Foiler ? Pas si easy

Une avant-première est aussi à souligner. Michel Vaucher a participé à la régate avec un second Swiss Medical Network, mais volant ! Il s’agit de l’Easy To Fly, qui, perché sur ses foils sur le retour de Neuchâtel, a impressionné par sa vitesse. En revanche, une fois les airs retombés, la machine de course n’a pas pu concurrencer les catamarans archimédiens et s’est classée 17e au scratch.

Du côté des monocoques on a également assisté à de belles batailles, notamment entre les deux Luthi F10, Furia et Autobritt Volvo.

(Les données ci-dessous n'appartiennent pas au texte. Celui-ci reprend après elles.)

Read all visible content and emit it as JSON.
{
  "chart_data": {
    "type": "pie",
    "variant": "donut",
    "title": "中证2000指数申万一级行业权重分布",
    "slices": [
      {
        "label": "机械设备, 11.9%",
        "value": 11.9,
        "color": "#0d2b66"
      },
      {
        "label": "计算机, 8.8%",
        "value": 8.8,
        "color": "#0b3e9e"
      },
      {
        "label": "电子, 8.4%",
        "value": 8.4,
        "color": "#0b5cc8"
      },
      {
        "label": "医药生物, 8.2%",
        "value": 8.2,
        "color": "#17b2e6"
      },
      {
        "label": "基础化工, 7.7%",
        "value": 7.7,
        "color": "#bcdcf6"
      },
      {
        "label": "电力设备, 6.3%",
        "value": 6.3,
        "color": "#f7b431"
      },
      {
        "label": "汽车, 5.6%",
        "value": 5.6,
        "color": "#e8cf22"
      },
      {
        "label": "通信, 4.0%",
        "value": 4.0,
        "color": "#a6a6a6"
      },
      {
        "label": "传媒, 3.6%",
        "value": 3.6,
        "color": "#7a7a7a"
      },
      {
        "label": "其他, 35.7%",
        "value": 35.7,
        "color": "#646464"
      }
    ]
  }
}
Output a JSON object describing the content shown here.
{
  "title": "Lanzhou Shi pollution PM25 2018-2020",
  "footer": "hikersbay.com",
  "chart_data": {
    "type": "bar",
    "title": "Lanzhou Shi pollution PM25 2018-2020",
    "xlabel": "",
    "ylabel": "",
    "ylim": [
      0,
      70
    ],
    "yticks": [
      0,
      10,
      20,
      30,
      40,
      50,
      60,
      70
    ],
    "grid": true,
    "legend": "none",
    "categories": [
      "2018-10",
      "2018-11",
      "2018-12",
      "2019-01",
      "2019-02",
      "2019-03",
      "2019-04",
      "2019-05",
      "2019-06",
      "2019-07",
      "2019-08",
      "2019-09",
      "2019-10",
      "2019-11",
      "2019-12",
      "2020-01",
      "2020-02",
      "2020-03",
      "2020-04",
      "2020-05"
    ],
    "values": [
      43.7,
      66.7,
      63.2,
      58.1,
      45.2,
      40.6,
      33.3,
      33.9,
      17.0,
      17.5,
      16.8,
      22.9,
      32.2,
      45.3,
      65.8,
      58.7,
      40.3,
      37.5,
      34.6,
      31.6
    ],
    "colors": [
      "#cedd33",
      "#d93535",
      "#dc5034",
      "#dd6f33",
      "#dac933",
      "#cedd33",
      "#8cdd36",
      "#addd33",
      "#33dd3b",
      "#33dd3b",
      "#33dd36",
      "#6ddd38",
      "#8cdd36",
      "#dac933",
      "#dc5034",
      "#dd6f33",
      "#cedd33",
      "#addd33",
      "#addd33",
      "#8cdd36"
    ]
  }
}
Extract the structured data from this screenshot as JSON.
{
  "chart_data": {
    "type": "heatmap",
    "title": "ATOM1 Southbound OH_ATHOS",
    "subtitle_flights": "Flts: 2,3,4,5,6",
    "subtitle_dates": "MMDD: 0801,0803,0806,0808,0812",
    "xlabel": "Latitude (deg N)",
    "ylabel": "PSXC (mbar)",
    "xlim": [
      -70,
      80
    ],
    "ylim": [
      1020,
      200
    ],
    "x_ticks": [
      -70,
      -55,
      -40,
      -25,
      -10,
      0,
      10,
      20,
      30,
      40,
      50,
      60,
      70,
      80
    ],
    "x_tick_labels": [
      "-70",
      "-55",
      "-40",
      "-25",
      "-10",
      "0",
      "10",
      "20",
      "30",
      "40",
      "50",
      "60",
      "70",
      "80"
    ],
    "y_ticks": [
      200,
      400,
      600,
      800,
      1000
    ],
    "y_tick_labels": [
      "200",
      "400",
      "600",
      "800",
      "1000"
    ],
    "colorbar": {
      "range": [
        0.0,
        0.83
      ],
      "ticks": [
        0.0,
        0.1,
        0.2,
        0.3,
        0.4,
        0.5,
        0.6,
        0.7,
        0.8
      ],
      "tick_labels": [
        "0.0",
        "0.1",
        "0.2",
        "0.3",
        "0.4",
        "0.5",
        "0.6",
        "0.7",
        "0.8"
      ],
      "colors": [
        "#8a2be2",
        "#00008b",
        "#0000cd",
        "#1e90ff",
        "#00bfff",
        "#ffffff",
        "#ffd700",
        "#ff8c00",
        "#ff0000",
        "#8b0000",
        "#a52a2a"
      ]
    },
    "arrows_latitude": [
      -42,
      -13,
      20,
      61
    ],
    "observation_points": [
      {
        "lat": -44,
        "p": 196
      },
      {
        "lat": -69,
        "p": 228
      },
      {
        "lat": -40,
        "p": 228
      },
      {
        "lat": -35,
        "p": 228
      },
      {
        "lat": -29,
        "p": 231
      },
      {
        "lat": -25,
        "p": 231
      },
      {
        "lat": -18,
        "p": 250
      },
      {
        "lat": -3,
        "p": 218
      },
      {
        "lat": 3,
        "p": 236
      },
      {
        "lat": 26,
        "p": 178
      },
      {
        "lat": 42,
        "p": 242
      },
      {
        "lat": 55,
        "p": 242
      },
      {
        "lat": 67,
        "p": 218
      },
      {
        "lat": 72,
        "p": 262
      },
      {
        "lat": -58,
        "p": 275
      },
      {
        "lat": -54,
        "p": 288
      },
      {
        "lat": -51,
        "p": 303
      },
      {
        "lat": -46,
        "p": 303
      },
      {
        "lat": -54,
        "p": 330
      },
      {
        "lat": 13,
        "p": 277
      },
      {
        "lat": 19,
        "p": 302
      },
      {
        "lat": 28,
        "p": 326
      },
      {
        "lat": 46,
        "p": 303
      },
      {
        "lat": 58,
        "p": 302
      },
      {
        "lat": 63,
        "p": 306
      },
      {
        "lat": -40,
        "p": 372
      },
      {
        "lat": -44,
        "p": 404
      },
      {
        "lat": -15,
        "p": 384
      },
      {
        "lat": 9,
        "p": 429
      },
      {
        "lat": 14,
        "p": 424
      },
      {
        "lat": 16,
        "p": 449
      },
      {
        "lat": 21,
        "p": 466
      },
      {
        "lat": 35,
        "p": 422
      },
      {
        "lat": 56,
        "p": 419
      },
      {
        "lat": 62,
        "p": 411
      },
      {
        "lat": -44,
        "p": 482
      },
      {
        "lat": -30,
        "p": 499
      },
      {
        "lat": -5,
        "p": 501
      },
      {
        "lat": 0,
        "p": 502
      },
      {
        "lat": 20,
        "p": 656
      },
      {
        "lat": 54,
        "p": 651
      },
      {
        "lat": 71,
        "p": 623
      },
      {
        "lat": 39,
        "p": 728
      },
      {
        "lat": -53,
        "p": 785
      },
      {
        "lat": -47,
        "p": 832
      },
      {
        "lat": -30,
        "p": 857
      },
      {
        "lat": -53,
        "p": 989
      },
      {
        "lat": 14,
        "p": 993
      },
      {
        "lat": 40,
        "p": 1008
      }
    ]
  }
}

Au final, c’est le black Furia de Christian Biedermann qui s’impose sur la ligne pour 16 petites secondes. La Toucan d’Arnaud Jacopin est venu compléter le podium des monocoques en temps réel 45 minutes plus tard. Du côté du temps compensé, c’est Stéphane Saudan qui s’impose en TCF 1 & 2 à bord de son Luthi 870 Artémis et en TCF 3 & 4 c’est le Dolphin 81 Code Goéland de Rachel Erard qui l’emporte. Une bonne ambiance, une régate sujette à de nombreux rebondissement avec les bascules, les participants se sont déjà donné rendez-vous l’année prochaine.